Monday 16th November, 2015
Category: 2015/11
Tags: elections gourd festival

Finally, after many weeks of worry and gloom, there are beams of light shining at the end of the tunnel. Work is about to commence on sorting out the wretched septic tank problems, I have found a lovely specialist doctor who can advise on nasal surgery if the stuffiness persists, and there's a general sense of being surrounded by positivity. Things are on the up!

Perhaps it's all linked to the general air of new beginnings after the recent mayoral elections or maybe the planets have just moved on and the sun is now rising in Uranus so to speak. Talking of elections - last Monday I was lucky enough to attend the inauguration ceremony of the new Dryanovo mayor; Miroslav Semov, who officially took office along with the thirteen councillors.
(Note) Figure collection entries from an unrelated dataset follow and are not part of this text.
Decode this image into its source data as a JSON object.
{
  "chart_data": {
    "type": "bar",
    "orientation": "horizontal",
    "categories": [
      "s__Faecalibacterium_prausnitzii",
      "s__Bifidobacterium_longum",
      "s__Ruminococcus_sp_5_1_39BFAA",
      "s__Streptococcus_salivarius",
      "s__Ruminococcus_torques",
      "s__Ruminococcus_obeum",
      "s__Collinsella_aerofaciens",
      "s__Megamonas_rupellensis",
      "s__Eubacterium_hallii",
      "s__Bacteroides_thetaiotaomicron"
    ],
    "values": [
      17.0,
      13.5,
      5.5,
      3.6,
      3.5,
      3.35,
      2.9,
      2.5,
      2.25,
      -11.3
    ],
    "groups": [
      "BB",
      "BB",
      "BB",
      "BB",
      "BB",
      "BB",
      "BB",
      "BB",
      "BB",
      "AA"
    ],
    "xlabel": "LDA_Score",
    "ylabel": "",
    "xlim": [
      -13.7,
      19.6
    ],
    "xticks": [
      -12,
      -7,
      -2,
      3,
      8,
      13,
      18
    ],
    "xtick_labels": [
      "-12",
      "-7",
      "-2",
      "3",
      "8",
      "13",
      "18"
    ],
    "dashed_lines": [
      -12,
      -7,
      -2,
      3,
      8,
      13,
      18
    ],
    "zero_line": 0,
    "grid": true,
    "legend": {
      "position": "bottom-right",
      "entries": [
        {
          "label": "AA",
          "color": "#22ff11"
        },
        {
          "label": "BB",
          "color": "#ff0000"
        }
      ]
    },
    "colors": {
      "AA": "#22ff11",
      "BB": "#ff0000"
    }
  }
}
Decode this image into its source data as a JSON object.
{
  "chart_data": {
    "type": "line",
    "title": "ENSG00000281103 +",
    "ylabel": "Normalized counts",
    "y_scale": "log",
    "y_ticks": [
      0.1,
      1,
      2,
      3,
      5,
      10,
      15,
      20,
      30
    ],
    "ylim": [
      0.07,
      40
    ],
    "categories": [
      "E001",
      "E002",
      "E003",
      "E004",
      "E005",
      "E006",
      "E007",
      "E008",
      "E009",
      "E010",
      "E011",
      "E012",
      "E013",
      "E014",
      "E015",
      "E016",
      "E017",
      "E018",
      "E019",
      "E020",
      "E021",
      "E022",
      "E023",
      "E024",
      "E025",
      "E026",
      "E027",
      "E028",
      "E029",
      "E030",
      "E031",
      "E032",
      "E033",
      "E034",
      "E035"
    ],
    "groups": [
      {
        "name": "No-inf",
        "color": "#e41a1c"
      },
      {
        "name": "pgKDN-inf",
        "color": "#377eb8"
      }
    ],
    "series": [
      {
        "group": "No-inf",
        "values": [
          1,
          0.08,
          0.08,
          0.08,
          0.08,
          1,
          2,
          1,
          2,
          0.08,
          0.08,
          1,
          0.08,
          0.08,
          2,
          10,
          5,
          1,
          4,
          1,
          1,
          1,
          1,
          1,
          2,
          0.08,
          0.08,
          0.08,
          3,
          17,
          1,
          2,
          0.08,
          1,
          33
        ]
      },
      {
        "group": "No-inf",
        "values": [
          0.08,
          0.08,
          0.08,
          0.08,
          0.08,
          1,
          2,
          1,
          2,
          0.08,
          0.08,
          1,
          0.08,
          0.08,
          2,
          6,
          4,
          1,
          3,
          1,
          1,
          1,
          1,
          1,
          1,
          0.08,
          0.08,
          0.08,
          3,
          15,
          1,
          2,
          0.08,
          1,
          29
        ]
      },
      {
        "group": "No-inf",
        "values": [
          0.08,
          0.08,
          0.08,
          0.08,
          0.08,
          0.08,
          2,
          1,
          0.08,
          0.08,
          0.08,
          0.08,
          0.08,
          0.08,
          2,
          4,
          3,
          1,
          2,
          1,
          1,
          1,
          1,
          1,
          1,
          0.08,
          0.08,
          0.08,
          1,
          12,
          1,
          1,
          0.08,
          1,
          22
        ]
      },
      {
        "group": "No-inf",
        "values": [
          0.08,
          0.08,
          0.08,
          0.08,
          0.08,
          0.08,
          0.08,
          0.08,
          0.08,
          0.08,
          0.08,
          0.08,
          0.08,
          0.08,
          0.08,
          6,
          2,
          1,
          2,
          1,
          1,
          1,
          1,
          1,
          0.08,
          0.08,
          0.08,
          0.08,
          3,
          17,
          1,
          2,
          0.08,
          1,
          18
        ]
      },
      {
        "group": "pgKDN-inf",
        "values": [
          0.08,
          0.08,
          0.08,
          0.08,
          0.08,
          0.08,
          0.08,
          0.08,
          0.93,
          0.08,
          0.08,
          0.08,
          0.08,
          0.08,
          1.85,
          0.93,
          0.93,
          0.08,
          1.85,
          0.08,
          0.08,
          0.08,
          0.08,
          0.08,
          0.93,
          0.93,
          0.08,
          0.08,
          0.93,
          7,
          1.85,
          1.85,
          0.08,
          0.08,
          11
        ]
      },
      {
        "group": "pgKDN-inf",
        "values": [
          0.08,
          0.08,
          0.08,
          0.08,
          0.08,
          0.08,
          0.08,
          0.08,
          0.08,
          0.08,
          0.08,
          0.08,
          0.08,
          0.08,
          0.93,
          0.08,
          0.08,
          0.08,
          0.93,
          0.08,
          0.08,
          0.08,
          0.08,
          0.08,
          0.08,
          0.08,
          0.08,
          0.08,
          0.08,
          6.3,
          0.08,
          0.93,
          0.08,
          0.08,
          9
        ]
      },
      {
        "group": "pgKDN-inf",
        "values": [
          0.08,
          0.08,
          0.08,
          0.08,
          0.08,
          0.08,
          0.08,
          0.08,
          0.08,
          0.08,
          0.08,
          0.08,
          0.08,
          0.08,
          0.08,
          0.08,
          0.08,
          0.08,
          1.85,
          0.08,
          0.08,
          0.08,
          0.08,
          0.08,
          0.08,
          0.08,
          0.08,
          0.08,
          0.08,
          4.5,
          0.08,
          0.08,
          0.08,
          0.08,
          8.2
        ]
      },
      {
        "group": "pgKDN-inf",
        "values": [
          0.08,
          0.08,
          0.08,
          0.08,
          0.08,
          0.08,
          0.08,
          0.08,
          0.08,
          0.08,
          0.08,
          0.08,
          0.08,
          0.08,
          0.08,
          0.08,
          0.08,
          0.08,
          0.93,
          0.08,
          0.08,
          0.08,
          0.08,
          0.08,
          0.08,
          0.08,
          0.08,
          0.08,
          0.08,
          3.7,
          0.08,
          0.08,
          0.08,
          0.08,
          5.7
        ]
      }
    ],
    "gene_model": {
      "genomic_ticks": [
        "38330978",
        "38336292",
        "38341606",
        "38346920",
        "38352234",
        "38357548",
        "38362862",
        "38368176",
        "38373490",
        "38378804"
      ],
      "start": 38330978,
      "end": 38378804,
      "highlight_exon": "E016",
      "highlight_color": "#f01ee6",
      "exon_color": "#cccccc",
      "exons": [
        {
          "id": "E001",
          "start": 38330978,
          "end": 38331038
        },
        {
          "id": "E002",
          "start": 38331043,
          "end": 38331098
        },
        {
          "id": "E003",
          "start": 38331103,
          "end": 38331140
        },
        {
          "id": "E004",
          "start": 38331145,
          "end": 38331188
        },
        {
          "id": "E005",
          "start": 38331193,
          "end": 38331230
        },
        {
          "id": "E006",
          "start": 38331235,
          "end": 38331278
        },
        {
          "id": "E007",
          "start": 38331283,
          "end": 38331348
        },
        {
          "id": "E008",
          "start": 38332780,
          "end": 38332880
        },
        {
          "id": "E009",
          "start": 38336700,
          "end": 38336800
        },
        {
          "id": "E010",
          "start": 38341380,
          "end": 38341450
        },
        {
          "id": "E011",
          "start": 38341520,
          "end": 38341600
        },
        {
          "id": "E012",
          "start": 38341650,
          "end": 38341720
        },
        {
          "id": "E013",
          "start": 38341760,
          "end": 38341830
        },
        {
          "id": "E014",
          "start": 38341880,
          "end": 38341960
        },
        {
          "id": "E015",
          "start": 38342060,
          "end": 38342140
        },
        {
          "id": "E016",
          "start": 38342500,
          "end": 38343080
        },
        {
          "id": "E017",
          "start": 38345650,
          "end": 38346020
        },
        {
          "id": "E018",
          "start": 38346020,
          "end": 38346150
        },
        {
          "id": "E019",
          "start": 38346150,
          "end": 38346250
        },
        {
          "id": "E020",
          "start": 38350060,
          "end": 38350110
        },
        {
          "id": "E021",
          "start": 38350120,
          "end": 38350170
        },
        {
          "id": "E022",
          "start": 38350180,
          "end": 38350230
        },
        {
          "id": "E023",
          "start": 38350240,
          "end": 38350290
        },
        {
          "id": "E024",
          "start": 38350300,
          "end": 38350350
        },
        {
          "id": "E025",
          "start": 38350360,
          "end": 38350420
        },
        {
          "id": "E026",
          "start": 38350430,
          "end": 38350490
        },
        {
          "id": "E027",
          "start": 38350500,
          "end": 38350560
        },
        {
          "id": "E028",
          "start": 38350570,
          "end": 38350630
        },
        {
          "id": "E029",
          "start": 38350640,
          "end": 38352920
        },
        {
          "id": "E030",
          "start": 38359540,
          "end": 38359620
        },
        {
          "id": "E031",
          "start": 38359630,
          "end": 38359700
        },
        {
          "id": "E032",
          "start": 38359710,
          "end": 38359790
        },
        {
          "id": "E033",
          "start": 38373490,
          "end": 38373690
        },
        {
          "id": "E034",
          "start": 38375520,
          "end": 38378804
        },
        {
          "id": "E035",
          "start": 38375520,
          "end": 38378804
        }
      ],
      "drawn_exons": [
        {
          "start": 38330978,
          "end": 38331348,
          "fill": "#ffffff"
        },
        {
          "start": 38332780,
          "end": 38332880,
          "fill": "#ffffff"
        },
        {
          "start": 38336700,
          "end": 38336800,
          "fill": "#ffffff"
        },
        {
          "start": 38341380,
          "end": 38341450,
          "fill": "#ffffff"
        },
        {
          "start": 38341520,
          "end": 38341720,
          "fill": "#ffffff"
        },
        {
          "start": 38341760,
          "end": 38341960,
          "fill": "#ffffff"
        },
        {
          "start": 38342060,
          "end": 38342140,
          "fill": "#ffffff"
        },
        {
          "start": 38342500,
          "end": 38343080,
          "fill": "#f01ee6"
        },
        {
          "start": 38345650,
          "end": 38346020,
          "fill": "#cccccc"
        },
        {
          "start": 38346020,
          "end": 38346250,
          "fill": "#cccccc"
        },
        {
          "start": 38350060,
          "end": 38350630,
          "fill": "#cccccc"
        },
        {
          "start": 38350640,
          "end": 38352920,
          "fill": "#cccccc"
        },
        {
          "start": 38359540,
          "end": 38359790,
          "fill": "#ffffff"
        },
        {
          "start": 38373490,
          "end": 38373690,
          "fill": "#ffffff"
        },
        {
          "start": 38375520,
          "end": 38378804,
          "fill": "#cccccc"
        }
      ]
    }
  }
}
This is a happy Miroslav receiving the official chains and the key to the town from the less cheerful deposed mayor. There were various speeches and certificates and flowers given out, and a blessing from a local priest. Then everyone was sworn in after which the new councillors had to propose and vote on a chairman.  The lucky winner with 7 votes was none other than DJ Georgo:

Let's hope his new office doesn't cut back on his DJ duties too much.

In Gostilitsa of course we still await instructions for a third round of voting, though interestingly one of the candidates, Nadya, is now acting mayor in the village until at least the end of the month. Perhaps this is the people saying we don't care about ballot results, this is who we want. Everyone seems happy enough with this situation and she has already begun a clean up program for the village of cutting back overgrown shrubs along the roads, clearing rubbish and so on.

The square was tidied up on Friday morning in preparation for the annual Gostilitsa gourd festival and a big group of us filled dozens of sacks with fallen leaves which were then disposed of away from the streets (and not burned for once which is surprisingly ecological for Bulgaria).

That's me on the left, the only one who didn't realise the photo was being taken.

Later that day there was a gourd decorating session in the community centre. The table was full of gourds of all shapes and sizes from which we could choose ones to paint. I picked a very gnarly one to turn into a piranha which was later displayed with three sharks in the foyer.

Then on Saturday morning the square was absolutely buzzing with activity. Stalls were set out selling souvenirs, toys and snacks, and minibuses arrived bringing performers and visitors from all over. It's so rare to see the place so busy but what a great sight it was. If only it could be like this more often.

All the gourds were on display in the foyer and then people made their way into the theatre to watch the performers. The place was packed, so much so that a lot of people had to stand in the aisle.

Miroslav opened the concert with a welcome speech and then the acts began.

My friend and I only stayed for the first hour or so but we saw singers, musicians and dancers.

Everyone seemed to be having a great time - one couple even got up to have a little dance together in the aisle as one song was played.

Due to the fantastic weather we went and had a bite to eat from the stall selling food in the square and then about seven of us ended up just sitting there in the glorious sunshine, eating, drinking and chatting. All credit to everyone who organised such a lovely event, something that just makes the whole village come alive and have a completely different feel to it.